Heute ist die Deutsch-Israelische Gesellschaft (DIG) in allen ostdeutschen Bundesländern mit Arbeitsgemeinschaften vertreten, um für die bilateralen Beziehungen einzutreten. Nicht zuletzt deshalb hat die DIG die eng mit der Wiedervereinigung verbundene Stadt Leipzig als Tagungsort für die diesjährige Hauptversammlung ausgewählt. Auch die Integration der osteuropäischen Staaten in die Europäische Union beeinflusst die deutsch-israelischen Beziehungen. Dabei wollen wir als Deutsch-Israelische Gesellschaft neue Wege beschreiten, um das Verständnis zwischen Israel und Europa zu fördern. Gemeinsam mit den anderen europäischen Israel-Freundschaftsgesellschaften wollen wir durch die Gründung einer European Alliance for Israel diesen wichtigen Dialog auf eine neue Plattform stellen.

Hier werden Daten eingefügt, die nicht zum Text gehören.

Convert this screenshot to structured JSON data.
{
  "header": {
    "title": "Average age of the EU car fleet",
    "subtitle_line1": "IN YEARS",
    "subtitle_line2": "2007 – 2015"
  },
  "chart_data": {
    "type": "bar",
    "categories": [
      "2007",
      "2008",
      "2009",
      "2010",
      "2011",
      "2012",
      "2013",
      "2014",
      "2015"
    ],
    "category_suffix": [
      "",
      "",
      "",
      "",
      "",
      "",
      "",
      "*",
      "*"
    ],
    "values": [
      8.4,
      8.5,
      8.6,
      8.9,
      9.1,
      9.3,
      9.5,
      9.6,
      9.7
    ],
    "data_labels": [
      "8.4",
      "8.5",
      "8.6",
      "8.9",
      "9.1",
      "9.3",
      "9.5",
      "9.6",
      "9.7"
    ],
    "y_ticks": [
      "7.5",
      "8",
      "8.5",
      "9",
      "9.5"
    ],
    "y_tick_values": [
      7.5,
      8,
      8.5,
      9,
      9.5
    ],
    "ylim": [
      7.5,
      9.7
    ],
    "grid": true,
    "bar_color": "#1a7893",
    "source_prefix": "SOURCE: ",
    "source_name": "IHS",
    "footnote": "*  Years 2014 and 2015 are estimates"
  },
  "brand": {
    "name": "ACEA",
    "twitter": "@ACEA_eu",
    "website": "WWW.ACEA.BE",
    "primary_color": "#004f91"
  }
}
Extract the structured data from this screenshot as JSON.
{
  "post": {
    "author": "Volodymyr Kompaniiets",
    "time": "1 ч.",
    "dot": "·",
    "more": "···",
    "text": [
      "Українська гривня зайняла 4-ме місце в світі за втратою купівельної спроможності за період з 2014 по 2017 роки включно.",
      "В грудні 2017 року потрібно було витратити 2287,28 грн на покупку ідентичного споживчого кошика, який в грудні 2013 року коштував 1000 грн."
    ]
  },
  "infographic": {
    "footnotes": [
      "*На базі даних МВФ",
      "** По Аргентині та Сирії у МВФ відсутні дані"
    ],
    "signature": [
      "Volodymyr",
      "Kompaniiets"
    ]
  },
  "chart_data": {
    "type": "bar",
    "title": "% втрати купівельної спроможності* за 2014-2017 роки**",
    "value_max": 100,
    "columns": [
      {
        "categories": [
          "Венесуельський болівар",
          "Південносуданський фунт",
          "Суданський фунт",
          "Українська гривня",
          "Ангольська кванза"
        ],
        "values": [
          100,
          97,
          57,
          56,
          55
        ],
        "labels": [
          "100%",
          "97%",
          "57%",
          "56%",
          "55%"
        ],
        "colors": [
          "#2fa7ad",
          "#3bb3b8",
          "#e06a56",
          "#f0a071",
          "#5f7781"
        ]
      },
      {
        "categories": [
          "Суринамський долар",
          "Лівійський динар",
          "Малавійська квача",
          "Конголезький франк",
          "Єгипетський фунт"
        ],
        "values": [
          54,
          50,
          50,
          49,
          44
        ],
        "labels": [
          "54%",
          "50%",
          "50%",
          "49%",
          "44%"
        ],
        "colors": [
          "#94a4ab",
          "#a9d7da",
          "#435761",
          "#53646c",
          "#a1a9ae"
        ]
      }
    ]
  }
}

2. Die zurückliegenden Monate waren ganz wesentlich gekennzeichnet durch eine Ausbreitung von brutalen islamistischen Terrorgruppen, insbesondere im Nahen und Mittleren Osten. Der Vormarsch des „Islamischen Staates“ (IS) gerade im Irak und in Syrien und die Verbrechen des syrischen Regimes haben bis heute millionenfaches Leid über die ganze Region gebracht. In Europa und Deutschland bricht sich verbale und/oder tätliche Gewalt in antisemitischen und antizionistischen Demonstrationen Bahn. Auf der Grundlage ihrer gemeinsamen Werte kommt der Europäischen Union und damit ganz besonders auch Deutschland eine besondere Verantwortung bei der diplomatischen Lösung der Konflikte im Nahen und Mittleren Osten zu.

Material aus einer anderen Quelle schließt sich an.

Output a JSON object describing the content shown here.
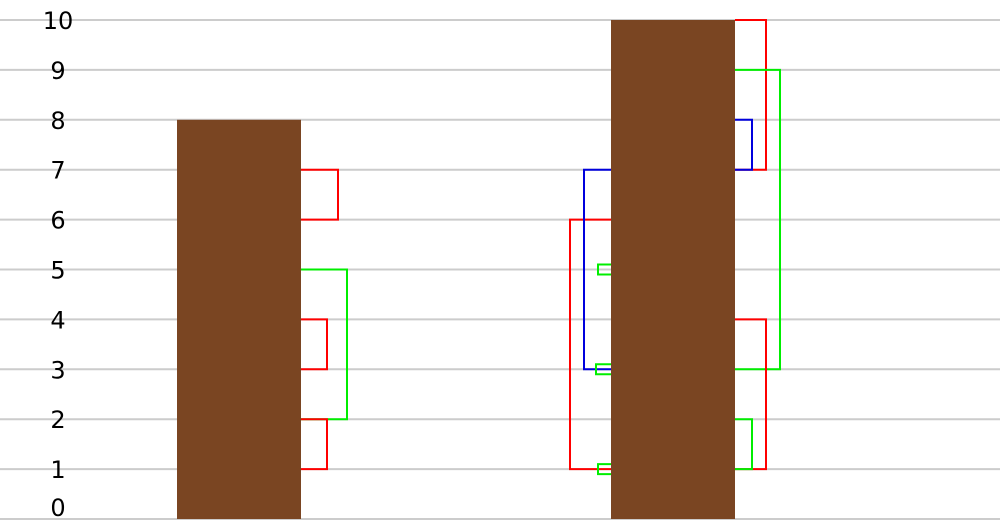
{
  "chart_data": {
    "type": "bar",
    "ylim": [
      0,
      10
    ],
    "yticks": [
      "0",
      "1",
      "2",
      "3",
      "4",
      "5",
      "6",
      "7",
      "8",
      "9",
      "10"
    ],
    "grid": true,
    "bar_color": "#7a4522",
    "bars": [
      {
        "x": 2.39,
        "value": 8
      },
      {
        "x": 6.73,
        "value": 10
      }
    ],
    "brackets": [
      {
        "bar": 0,
        "side": "right",
        "y0": 6,
        "y1": 7,
        "extent": 0.37,
        "color": "#ff0000"
      },
      {
        "bar": 0,
        "side": "right",
        "y0": 2,
        "y1": 5,
        "extent": 0.46,
        "color": "#00ee00"
      },
      {
        "bar": 0,
        "side": "right",
        "y0": 3,
        "y1": 4,
        "extent": 0.26,
        "color": "#ff0000"
      },
      {
        "bar": 0,
        "side": "right",
        "y0": 1,
        "y1": 2,
        "extent": 0.26,
        "color": "#ff0000"
      },
      {
        "bar": 1,
        "side": "right",
        "y0": 7,
        "y1": 10,
        "extent": 0.31,
        "color": "#ff0000"
      },
      {
        "bar": 1,
        "side": "right",
        "y0": 3,
        "y1": 9,
        "extent": 0.45,
        "color": "#00ee00"
      },
      {
        "bar": 1,
        "side": "right",
        "y0": 7,
        "y1": 8,
        "extent": 0.17,
        "color": "#0000dd"
      },
      {
        "bar": 1,
        "side": "right",
        "y0": 1,
        "y1": 4,
        "extent": 0.31,
        "color": "#ff0000"
      },
      {
        "bar": 1,
        "side": "right",
        "y0": 1,
        "y1": 2,
        "extent": 0.17,
        "color": "#00ee00"
      },
      {
        "bar": 1,
        "side": "left",
        "y0": 1,
        "y1": 6,
        "extent": 0.41,
        "color": "#ff0000"
      },
      {
        "bar": 1,
        "side": "left",
        "y0": 3,
        "y1": 7,
        "extent": 0.27,
        "color": "#0000dd"
      },
      {
        "bar": 1,
        "side": "left",
        "y0": 4.9,
        "y1": 5.1,
        "extent": 0.13,
        "color": "#00ee00"
      },
      {
        "bar": 1,
        "side": "left",
        "y0": 2.9,
        "y1": 3.1,
        "extent": 0.15,
        "color": "#00ee00"
      },
      {
        "bar": 1,
        "side": "left",
        "y0": 0.9,
        "y1": 1.1,
        "extent": 0.13,
        "color": "#00ee00"
      }
    ]
  }
}
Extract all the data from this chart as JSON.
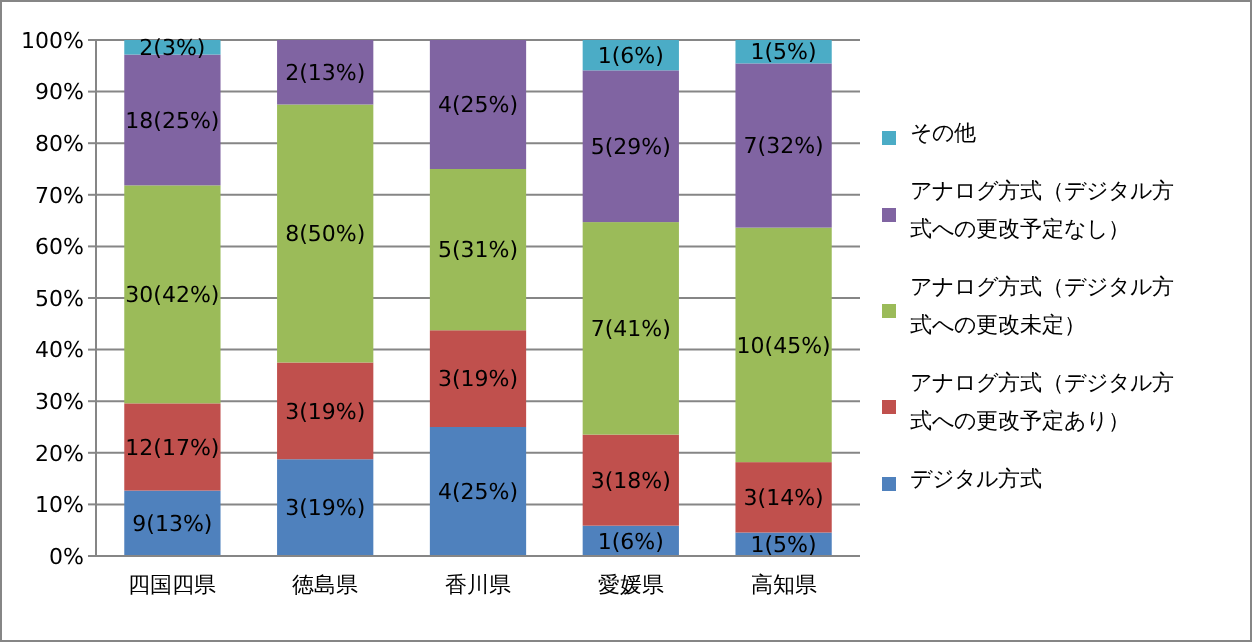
{
  "chart_data": {
    "type": "bar",
    "stacked": true,
    "categories": [
      "四国四県",
      "徳島県",
      "香川県",
      "愛媛県",
      "高知県"
    ],
    "series": [
      {
        "name": "デジタル方式",
        "color": "#4f81bd",
        "values": [
          12.68,
          18.75,
          25,
          5.88,
          4.55
        ],
        "value_labels": [
          "9(13%)",
          "3(19%)",
          "4(25%)",
          "1(6%)",
          "1(5%)"
        ]
      },
      {
        "name": "アナログ方式（デジタル方式への更改予定あり）",
        "color": "#c0504d",
        "values": [
          16.9,
          18.75,
          18.75,
          17.65,
          13.64
        ],
        "value_labels": [
          "12(17%)",
          "3(19%)",
          "3(19%)",
          "3(18%)",
          "3(14%)"
        ]
      },
      {
        "name": "アナログ方式（デジタル方式への更改未定）",
        "color": "#9bbb59",
        "values": [
          42.25,
          50,
          31.25,
          41.18,
          45.45
        ],
        "value_labels": [
          "30(42%)",
          "8(50%)",
          "5(31%)",
          "7(41%)",
          "10(45%)"
        ]
      },
      {
        "name": "アナログ方式（デジタル方式への更改予定なし）",
        "color": "#8064a2",
        "values": [
          25.35,
          12.5,
          25,
          29.41,
          31.82
        ],
        "value_labels": [
          "18(25%)",
          "2(13%)",
          "4(25%)",
          "5(29%)",
          "7(32%)"
        ]
      },
      {
        "name": "その他",
        "color": "#4bacc6",
        "values": [
          2.82,
          null,
          null,
          5.88,
          4.54
        ],
        "value_labels": [
          "2(3%)",
          null,
          null,
          "1(6%)",
          "1(5%)"
        ]
      }
    ],
    "ylim": [
      0,
      100
    ],
    "yticks": [
      {
        "value": 0,
        "label": "0%"
      },
      {
        "value": 10,
        "label": "10%"
      },
      {
        "value": 20,
        "label": "20%"
      },
      {
        "value": 30,
        "label": "30%"
      },
      {
        "value": 40,
        "label": "40%"
      },
      {
        "value": 50,
        "label": "50%"
      },
      {
        "value": 60,
        "label": "60%"
      },
      {
        "value": 70,
        "label": "70%"
      },
      {
        "value": 80,
        "label": "80%"
      },
      {
        "value": 90,
        "label": "90%"
      },
      {
        "value": 100,
        "label": "100%"
      }
    ],
    "grid": "y",
    "legend": "right"
  }
}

Israel und Europa teilen Prinzipien wie Demokratie, Menschenrechte und Rechtsstaatlichkeit. Dies gilt für Initiativen einer Zwei-Staaten-Lösung ebenso, wie für die Verhandlungen über das iranische Atomprogramm, das nicht nur eine Bedrohung für Israel ist, sondern die regionale und globale Sicherheitsarchitektur in höchstem Maße gefährdet. Die Deutsch-Israelische Gesellschaft (DIG) fordert die Bundesregierung auf, bei den P5+1 Verhandlungen mit dem iranischen Regime keinem Abkommen zuzustimmen, das dem Iran eine atomare Bewaffnung ermöglicht. Sanktionsaufhebungen dürfen nur erfolgen, wenn Iran den Status als nukleare Schwellenmacht einbüßt. Es darf kein Abkommen um jeden Preis geben. Mit aller Deutlichkeit spricht sich die Deutsch-Israelische Gesellschaft auch gegen Boykottforderungen gegenüber israelischen Produkten und Institutionen aus.

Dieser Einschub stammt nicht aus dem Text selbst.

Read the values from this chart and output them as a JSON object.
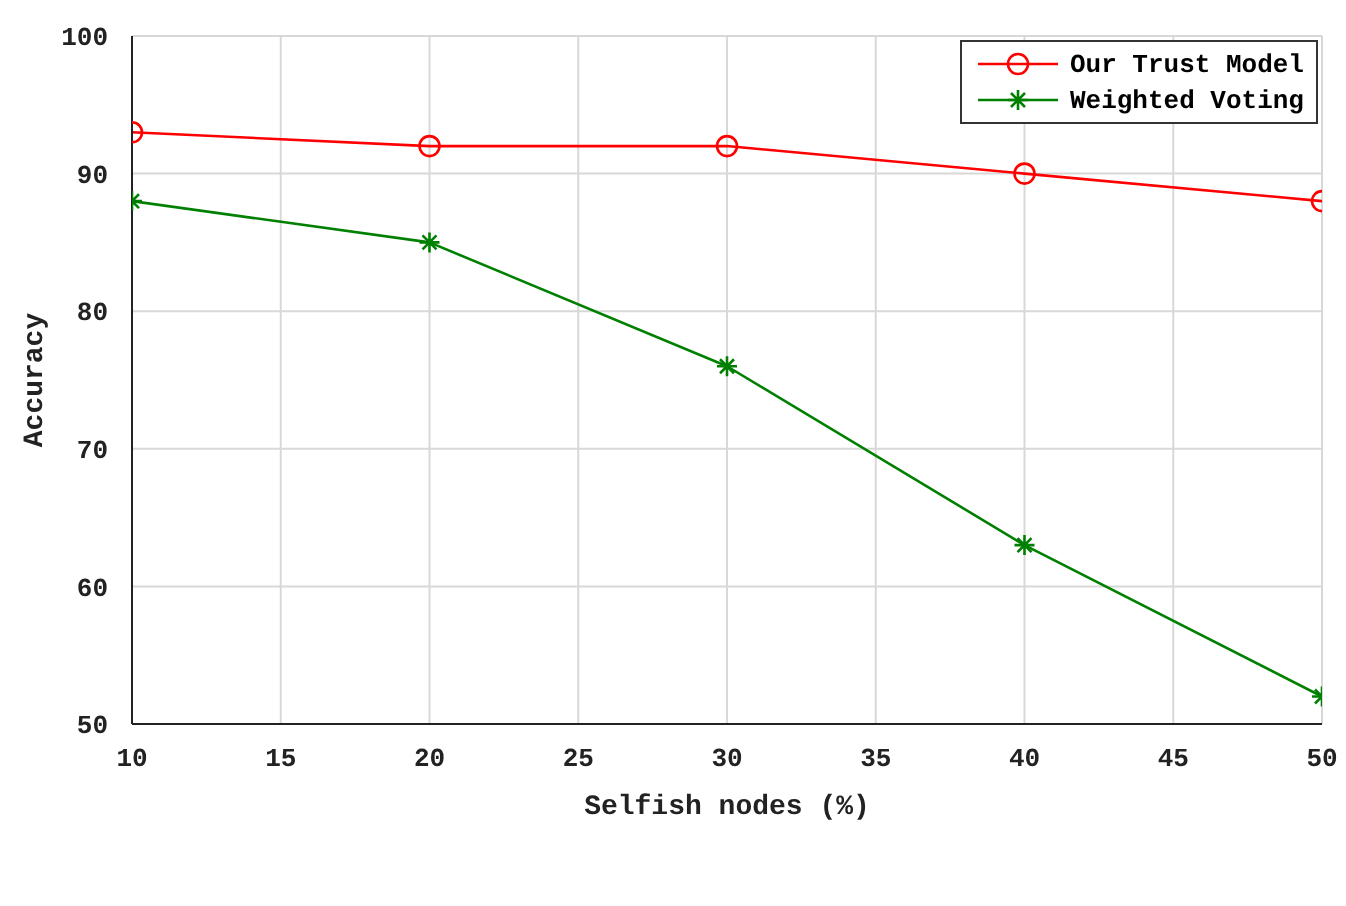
{
  "chart_data": {
    "type": "line",
    "xlabel": "Selfish nodes (%)",
    "ylabel": "Accuracy",
    "x": [
      10,
      20,
      30,
      40,
      50
    ],
    "series": [
      {
        "name": "Our Trust Model",
        "color": "#ff0000",
        "marker": "circle",
        "values": [
          93,
          92,
          92,
          90,
          88
        ]
      },
      {
        "name": "Weighted Voting",
        "color": "#008000",
        "marker": "cross",
        "values": [
          88,
          85,
          76,
          63,
          52
        ]
      }
    ],
    "xlim": [
      10,
      50
    ],
    "xticks": [
      10,
      15,
      20,
      25,
      30,
      35,
      40,
      45,
      50
    ],
    "ylim": [
      50,
      100
    ],
    "yticks": [
      50,
      60,
      70,
      80,
      90,
      100
    ],
    "grid": true,
    "legend": "top right"
  }
}
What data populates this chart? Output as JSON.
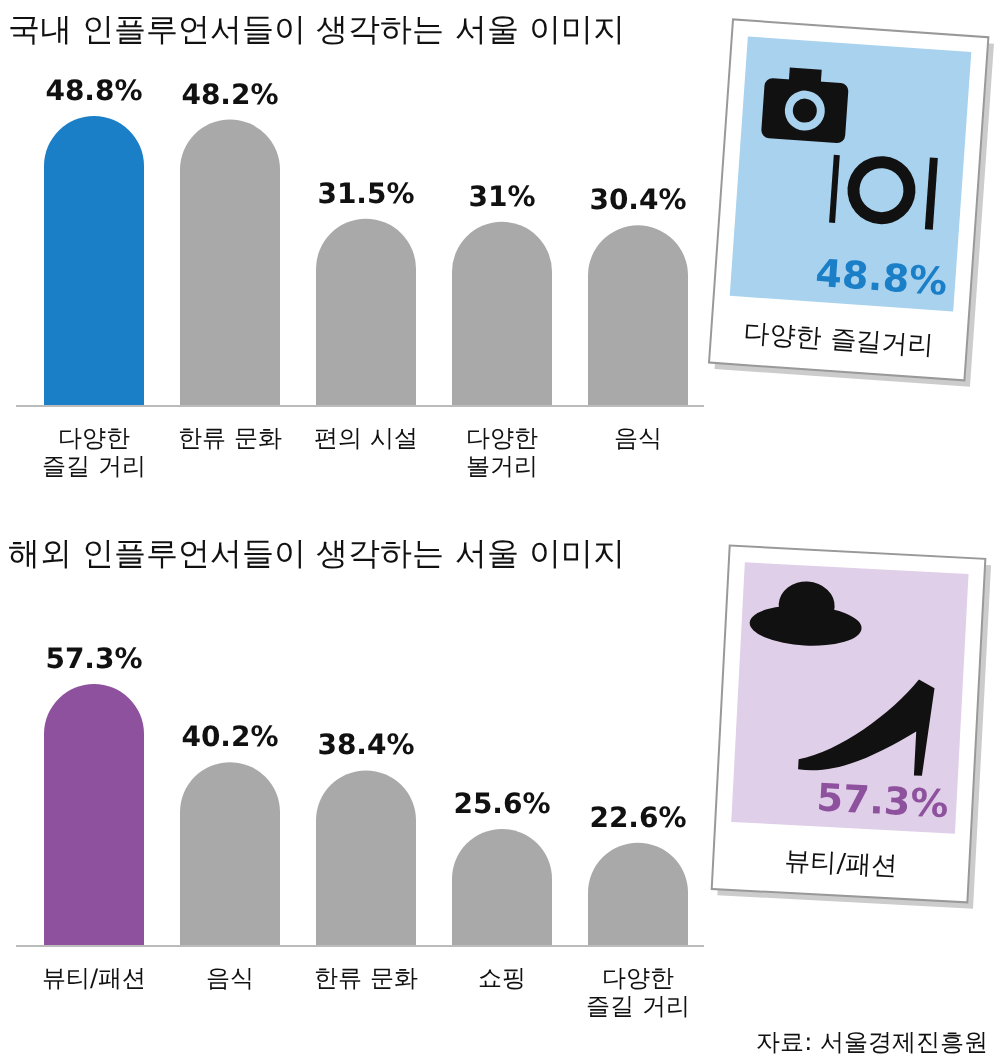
{
  "chart_data": [
    {
      "type": "bar",
      "title": "국내 인플루언서들이 생각하는 서울 이미지",
      "categories": [
        "다양한\n즐길 거리",
        "한류 문화",
        "편의 시설",
        "다양한\n볼거리",
        "음식"
      ],
      "values": [
        48.8,
        48.2,
        31.5,
        31,
        30.4
      ],
      "value_labels": [
        "48.8%",
        "48.2%",
        "31.5%",
        "31%",
        "30.4%"
      ],
      "colors": [
        "#1b7fc8",
        "#a9a9a9",
        "#a9a9a9",
        "#a9a9a9",
        "#a9a9a9"
      ],
      "annotations": [
        "48.8%",
        "다양한 즐길거리"
      ]
    },
    {
      "type": "bar",
      "title": "해외 인플루언서들이 생각하는 서울 이미지",
      "categories": [
        "뷰티/패션",
        "음식",
        "한류 문화",
        "쇼핑",
        "다양한\n즐길 거리"
      ],
      "values": [
        57.3,
        40.2,
        38.4,
        25.6,
        22.6
      ],
      "value_labels": [
        "57.3%",
        "40.2%",
        "38.4%",
        "25.6%",
        "22.6%"
      ],
      "colors": [
        "#8e519d",
        "#a9a9a9",
        "#a9a9a9",
        "#a9a9a9",
        "#a9a9a9"
      ],
      "annotations": [
        "57.3%",
        "뷰티/패션",
        "자료: 서울경제진흥원"
      ]
    }
  ]
}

Wir fordern die Bundesregierung auf, mit Vehemenz solcherlei Vorstößen innerhalb der Europäischen Union entgegenzuwirken und sich auf der EU-Ebene für eine Abschaffung der Kennzeichnungspflicht einzusetzen. Trotz der bisher enttäuschenden Ergebnisse bei den Verhandlungen für eine dauerhafte Friedensregelung im Nahen Osten setzt sich die Deutsch-Israelische Gesellschaft weiterhin für eine Zwei-Staaten-Lösung ein, die Israel und seinen Bürgern Sicherheit bietet und das Selbstbestimmungsrecht der Palästinenser achtet. Einen dafür notwendigen historischen Kompromiss zwischen Israel und den Palästinensern sollten die politisch Verantwortlichen in Deutschland mit allen zur Verfügung stehenden Mitteln unterstützen und damit unter anderem auch dem besonderen Anspruch Deutschlands, nach dem Israels Sicherheit Teil der deutschen Staatsräson ist, gerecht werden. Die Anerkennung eines palästinensischen Staates zum jetzigen Zeitpunkt entbehrt hingegen jeglicher Grundlage und wäre darüber hinaus kontraproduktiv für die weitere Entwicklung. Darum fordert die Deutsch-Israelische Gesellschaft die Bundesregierung auf, den jüngsten Vorstößen dieser Art eine klare Absage zu erteilen. Die Einheitsregierung aus Fatah und Hamas kommt dem Selbstbestimmungsrecht der Palästinenser nicht nach, die seit acht Jahren keine Möglichkeit hatten, ihre politische Vertretung zu wählen. Die Hamas ist keine demokratische Kraft, die als Verhandlungspartner akzeptiert werden könnte. Die Hamas hat sich in keiner Weise von der Gewalt distanziert; ganz im Gegenteil: Sie attackiert nach wie vor die israelische Zivilbevölkerung, die bereits seit Jahren unter dem Raketenbeschuss aus dem Gazastreifen leidet. Die Hamas schreckt weiterhin auch nicht davor zurück, die palästinensische Bevölkerung tödlicher Gefahr auszusetzen, indem Kinder und Jugendliche als „menschliche Schutzschilde“ missbraucht und militärische Einrichtungen in ziviler Umgebung errichtet werden. Diese besondere Form des Terrors steht im krassen Widerspruch zu allen Grundsätzen der Menschenrechte und des internationalen Völkerrechts.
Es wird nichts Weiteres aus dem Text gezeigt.